# Thank you, intro, and my homemade setup



## Ratskillscat (Jun 2, 2018)

First off, thank you everyone for posting your homemade blowguns and darts. Thank you to whoever spends the money to keep this site on the internet. I grew up shooting blowguns. When I was 13 I traded a whole bunch of pogs for my buddies blowgun. It was perfect timing pogs were at peak of their value and days later we all realized they were completely worthless.
We had air guns and Firearms but I preferred my blow gun over everything else. 
Fast forward a couple decades and my garden shed has rats running across the rafters. Seeing them was just frustrating and putting out a trap seemed totally inadequate. I was about to spend some money on a cold steel blowgun. Then I decided to give PVC and some paper and bamboo darts a try.

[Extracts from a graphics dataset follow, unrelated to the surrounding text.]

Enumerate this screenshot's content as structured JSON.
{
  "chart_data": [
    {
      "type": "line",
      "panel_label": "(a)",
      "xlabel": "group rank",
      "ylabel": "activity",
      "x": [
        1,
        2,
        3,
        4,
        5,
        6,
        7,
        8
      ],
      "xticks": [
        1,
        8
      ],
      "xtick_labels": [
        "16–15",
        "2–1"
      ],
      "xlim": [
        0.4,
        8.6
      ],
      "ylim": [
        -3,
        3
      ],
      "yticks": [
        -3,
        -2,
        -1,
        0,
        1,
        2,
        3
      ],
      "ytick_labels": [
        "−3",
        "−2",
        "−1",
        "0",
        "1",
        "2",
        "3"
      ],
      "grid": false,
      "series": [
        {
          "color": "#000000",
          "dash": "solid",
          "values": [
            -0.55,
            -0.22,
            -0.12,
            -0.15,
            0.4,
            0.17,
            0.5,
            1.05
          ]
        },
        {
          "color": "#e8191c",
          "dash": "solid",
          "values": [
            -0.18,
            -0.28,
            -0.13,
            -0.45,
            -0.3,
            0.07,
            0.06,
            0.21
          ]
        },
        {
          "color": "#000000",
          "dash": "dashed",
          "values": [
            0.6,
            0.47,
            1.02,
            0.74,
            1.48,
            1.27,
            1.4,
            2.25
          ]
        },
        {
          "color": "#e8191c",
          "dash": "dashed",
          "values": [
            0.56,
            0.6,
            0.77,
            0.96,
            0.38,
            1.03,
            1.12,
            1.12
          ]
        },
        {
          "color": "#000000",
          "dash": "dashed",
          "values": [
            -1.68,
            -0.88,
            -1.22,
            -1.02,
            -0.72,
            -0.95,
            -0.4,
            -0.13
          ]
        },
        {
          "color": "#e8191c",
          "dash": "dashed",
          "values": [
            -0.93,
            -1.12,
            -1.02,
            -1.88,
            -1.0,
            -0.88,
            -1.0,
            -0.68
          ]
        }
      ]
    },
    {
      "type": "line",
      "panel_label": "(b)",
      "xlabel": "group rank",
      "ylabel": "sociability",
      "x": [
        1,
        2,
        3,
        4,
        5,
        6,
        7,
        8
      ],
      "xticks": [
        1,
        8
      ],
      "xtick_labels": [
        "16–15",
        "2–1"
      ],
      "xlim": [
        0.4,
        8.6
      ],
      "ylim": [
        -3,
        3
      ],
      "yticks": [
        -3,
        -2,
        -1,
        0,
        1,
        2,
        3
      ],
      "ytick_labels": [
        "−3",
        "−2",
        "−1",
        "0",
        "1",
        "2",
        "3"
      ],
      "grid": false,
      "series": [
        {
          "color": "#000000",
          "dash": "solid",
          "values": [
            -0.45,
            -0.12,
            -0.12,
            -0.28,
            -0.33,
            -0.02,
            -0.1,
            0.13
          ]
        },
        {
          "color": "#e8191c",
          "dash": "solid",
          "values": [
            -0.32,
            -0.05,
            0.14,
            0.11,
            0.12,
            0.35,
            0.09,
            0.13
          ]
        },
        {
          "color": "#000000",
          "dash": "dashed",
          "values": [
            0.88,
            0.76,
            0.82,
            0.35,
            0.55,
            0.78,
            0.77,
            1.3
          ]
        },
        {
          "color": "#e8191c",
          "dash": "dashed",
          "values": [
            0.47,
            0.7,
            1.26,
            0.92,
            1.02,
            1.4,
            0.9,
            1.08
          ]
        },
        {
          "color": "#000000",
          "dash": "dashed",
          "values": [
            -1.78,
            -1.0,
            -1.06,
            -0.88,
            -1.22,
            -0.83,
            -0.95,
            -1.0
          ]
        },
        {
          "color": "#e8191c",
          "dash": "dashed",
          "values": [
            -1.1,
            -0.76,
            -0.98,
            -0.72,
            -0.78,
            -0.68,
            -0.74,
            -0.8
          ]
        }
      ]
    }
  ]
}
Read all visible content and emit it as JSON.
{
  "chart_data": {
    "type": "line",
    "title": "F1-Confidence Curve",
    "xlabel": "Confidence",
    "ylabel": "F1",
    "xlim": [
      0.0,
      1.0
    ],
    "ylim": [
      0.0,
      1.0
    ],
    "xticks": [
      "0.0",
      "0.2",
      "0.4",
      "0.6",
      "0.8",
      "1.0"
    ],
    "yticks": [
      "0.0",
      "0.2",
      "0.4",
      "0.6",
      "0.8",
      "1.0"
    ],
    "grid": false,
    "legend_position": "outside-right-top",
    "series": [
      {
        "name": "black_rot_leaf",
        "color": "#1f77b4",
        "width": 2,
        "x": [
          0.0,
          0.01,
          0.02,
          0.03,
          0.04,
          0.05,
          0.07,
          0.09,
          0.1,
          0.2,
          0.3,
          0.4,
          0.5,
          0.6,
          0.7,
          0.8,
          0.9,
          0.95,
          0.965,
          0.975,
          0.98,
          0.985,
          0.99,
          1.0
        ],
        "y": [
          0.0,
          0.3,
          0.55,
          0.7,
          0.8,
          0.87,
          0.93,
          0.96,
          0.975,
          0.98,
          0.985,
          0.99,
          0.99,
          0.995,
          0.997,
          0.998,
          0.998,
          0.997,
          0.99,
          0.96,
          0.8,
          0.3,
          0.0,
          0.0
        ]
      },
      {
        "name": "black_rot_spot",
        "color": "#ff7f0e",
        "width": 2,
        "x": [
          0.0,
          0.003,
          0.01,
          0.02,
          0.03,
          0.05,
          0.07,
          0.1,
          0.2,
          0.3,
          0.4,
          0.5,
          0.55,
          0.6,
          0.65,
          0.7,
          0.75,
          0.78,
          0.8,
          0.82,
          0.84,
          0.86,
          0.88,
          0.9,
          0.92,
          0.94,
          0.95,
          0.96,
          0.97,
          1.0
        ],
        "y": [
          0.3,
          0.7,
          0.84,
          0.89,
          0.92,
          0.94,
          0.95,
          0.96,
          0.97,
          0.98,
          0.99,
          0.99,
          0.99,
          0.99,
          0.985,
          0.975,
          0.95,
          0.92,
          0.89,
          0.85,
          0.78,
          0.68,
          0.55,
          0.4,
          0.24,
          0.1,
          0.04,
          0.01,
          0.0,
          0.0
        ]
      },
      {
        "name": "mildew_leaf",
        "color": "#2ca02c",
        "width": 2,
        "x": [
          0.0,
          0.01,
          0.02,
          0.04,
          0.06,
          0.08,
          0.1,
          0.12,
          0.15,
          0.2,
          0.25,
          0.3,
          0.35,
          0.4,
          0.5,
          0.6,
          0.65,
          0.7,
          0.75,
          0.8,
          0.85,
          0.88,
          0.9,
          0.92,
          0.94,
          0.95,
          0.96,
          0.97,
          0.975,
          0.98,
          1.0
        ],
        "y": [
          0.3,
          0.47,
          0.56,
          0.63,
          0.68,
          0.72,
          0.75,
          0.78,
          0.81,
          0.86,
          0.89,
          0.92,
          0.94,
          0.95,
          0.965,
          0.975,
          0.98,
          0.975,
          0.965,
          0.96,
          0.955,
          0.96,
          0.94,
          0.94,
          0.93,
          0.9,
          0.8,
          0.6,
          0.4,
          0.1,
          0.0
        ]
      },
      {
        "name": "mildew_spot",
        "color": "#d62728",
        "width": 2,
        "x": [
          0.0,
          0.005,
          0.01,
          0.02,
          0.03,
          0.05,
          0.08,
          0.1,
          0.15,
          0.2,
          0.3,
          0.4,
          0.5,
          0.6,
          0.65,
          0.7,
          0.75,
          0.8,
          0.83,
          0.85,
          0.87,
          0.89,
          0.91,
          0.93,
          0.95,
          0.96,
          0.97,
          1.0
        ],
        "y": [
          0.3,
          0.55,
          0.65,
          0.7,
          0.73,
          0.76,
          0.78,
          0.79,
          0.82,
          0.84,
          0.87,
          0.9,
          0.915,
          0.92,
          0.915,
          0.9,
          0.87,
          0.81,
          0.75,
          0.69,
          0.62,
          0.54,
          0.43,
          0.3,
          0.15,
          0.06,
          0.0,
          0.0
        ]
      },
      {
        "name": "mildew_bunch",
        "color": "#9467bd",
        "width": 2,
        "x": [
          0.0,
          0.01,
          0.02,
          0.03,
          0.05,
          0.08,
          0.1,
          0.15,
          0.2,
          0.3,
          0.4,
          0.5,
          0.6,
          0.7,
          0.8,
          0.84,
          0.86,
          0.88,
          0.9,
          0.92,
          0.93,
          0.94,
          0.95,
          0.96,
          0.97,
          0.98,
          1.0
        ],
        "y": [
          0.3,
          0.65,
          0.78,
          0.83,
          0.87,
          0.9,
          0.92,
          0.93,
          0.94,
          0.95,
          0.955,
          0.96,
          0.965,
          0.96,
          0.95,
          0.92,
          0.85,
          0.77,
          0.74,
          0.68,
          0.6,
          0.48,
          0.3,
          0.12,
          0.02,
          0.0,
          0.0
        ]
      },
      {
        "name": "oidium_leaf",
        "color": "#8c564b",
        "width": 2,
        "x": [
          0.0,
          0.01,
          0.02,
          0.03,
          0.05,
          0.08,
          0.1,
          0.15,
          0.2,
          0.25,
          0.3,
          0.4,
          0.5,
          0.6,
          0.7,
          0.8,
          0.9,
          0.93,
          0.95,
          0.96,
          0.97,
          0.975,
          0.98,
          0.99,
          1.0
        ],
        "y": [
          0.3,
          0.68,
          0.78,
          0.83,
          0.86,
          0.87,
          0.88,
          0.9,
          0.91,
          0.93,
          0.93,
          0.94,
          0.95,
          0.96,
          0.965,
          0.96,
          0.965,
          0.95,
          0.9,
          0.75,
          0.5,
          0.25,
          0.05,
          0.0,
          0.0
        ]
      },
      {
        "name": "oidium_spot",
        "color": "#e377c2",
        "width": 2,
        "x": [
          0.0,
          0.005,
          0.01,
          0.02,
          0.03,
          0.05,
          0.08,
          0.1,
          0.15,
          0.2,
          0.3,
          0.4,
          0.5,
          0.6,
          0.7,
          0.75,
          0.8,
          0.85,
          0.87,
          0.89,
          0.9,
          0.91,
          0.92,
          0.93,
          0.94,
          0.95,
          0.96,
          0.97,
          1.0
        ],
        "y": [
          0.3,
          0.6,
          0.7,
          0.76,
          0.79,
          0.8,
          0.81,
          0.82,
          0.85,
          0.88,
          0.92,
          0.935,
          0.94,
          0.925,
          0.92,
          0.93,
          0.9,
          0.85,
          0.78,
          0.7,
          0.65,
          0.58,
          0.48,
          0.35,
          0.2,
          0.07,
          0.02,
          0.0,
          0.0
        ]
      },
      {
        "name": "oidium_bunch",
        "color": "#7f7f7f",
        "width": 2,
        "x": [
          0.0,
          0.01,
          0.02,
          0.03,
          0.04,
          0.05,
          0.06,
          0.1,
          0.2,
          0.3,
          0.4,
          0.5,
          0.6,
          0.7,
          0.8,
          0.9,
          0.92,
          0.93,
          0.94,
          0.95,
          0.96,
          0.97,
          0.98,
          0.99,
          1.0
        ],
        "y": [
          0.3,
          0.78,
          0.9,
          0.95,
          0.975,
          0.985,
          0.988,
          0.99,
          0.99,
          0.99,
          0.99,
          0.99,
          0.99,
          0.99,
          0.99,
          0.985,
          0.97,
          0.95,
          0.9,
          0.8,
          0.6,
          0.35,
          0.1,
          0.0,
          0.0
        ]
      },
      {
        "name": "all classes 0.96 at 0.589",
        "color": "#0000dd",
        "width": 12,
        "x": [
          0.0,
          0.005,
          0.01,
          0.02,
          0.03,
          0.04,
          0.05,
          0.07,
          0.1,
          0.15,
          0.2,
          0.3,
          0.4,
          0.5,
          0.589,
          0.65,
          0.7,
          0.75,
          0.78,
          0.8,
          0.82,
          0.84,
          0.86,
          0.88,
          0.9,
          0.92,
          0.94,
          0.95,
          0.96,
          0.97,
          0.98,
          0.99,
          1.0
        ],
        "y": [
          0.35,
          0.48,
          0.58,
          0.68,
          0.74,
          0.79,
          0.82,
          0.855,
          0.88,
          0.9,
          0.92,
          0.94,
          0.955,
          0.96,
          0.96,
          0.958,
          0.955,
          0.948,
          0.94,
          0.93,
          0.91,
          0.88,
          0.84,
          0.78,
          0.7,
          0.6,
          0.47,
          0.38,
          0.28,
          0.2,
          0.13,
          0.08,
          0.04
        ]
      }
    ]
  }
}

I ended up wrapping a bit of wire around the pointy end. I think that the extra weight versus the extra drag of the opposite end helps it fly with less wobble despite primitive design.
I used simple butcher paper rolled up and glued with Superglue and then later painted them with some white spray paint to stiffen them and help me find them.
With a simple setup on the fourth try while holding my 9 month old baby I killed a rat from about 10 yards away. Well I seriously injured it and had to put several more darts in it, and then I finally put on some gloves and just broke its neck.since then I attached razors to the split end of a dart and haven't had a chance to shoot the other rat yet, but they sure do puncture a box easily.


----------



## treefork (Dec 8, 2012)

Welcome to the forum .


----------



## slingshot (Mar 3, 2018)

I shot one 4 times- neck, spine, and two to body area and he just ran behind plumbing and into wall. It takes a head shot sometimes. And I was shooting big bore cold steel 625 broad heads! Total penetration as one pinned him to wall which he pulled loose before I could get to him. Yesterday I shot a young one and the one shot near spine took him out. I will always try for head from now on.


----------